Éste es por tanto un criterio universal de justicia, aplicable a todas las formas de vida del planeta Tierra, que parece el más equitativo porque no gira en torno al equivocado sentido humano de su propia importancia y superioridad. Si lo adoptamos, es un testimonio de nuestra condición exaltada como único ser terrenal que es capaz de actuar como cuidador de toda la biosfera, asegurando así la supervivencia no de seres vivos individuales sino de la Fuerza de la Vida en su totalidad.

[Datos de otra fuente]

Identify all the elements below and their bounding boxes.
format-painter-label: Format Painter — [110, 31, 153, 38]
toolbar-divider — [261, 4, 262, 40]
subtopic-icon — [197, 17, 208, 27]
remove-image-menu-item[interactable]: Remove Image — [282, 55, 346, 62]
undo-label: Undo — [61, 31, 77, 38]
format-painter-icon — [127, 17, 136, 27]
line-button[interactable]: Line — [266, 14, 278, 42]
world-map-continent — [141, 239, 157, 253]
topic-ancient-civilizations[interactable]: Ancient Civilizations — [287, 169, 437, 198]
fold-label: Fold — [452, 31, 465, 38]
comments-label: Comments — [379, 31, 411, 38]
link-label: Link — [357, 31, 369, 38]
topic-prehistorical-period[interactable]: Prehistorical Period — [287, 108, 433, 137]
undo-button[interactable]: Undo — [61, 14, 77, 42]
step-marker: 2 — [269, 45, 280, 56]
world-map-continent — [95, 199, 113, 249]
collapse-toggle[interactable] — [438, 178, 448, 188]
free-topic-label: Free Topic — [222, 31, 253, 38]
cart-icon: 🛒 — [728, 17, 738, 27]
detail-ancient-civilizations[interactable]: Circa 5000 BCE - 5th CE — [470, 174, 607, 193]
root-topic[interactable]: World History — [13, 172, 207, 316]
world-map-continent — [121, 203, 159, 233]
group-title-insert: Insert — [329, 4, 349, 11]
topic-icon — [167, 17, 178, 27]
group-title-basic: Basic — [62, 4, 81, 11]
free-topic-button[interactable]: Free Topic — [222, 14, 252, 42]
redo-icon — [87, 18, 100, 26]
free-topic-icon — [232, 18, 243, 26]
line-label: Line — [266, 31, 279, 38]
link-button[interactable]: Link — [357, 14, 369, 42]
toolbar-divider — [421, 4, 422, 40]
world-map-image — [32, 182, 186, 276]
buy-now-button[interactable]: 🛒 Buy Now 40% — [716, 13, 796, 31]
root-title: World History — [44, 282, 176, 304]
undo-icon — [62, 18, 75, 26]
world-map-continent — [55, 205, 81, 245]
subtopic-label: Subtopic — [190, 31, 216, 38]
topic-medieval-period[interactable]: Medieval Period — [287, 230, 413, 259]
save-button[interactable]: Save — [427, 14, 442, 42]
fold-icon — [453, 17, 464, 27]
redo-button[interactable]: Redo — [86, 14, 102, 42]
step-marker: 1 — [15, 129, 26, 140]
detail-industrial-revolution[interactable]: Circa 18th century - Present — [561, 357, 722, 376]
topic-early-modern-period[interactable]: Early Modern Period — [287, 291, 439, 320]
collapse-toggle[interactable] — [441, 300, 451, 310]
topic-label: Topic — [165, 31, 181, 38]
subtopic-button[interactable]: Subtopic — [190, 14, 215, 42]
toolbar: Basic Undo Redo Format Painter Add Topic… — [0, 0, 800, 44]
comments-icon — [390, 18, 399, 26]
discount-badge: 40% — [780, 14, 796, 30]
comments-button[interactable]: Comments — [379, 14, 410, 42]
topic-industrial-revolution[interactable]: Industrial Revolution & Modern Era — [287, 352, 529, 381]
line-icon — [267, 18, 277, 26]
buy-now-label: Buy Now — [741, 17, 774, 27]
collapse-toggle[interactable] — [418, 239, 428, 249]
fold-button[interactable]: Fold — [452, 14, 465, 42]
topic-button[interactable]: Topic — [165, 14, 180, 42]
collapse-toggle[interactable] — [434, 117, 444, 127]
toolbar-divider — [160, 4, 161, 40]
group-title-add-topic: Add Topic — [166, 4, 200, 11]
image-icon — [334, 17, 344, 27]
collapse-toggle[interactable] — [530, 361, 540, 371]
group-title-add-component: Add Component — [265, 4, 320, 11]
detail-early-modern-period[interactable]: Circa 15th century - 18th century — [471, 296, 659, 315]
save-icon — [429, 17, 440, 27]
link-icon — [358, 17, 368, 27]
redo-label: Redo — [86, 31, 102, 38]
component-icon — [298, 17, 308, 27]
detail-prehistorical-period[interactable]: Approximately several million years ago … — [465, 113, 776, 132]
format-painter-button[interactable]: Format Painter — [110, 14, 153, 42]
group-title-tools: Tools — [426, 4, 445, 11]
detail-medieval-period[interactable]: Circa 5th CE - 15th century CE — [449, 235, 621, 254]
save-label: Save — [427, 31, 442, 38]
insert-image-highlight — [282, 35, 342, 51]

El problema es que nosotros los humanos tendemos a pasar por alto lo que es esencial en la vida y enamorarnos de los adornos; de hecho, parece como su la mayoría de nuestras vidas no consistiera de otra cosa que añadidos, elaboraciones y adornos que le endosamos a este impulso básico de sobrevivir, que compartimos con los animales y las plantas. A fin de cuentas, un estilo de vida que nada más se ocupara de nuestras puras necesidades físicas y mentales se nos haría insoportablemente aburrido en esta época de consumismo desbocado, entertenimiento de masas y gratificación instantánea. A esta alternativa fabricada por el hombre la llamamos “cultura” y sentimos que nos eleva por encima del humilde reino de los instintos toscos que gobiernan a otros seres terrenales. Nos hace sentirnos únicos, privilegiados y con derecho a dominarlo todo –nuestro “destino manifiesto” de explotar la abundancia de la naturaleza mientras esté ahí, al alcance de nuestras manos.

Así pues, éste es nuestro reto. ¿Estamos dispuestos a tirar por la borda el sentido de nuestra propia importancia y nuestros derechos adquiridos junto con nuestro sesgado sentido de la justicia? ¿Podemos recuperar nuestra condición de guardianes del Jardín del Edén, incluso si eso supone volvernos más comunes y corrientes a nuestro parecer?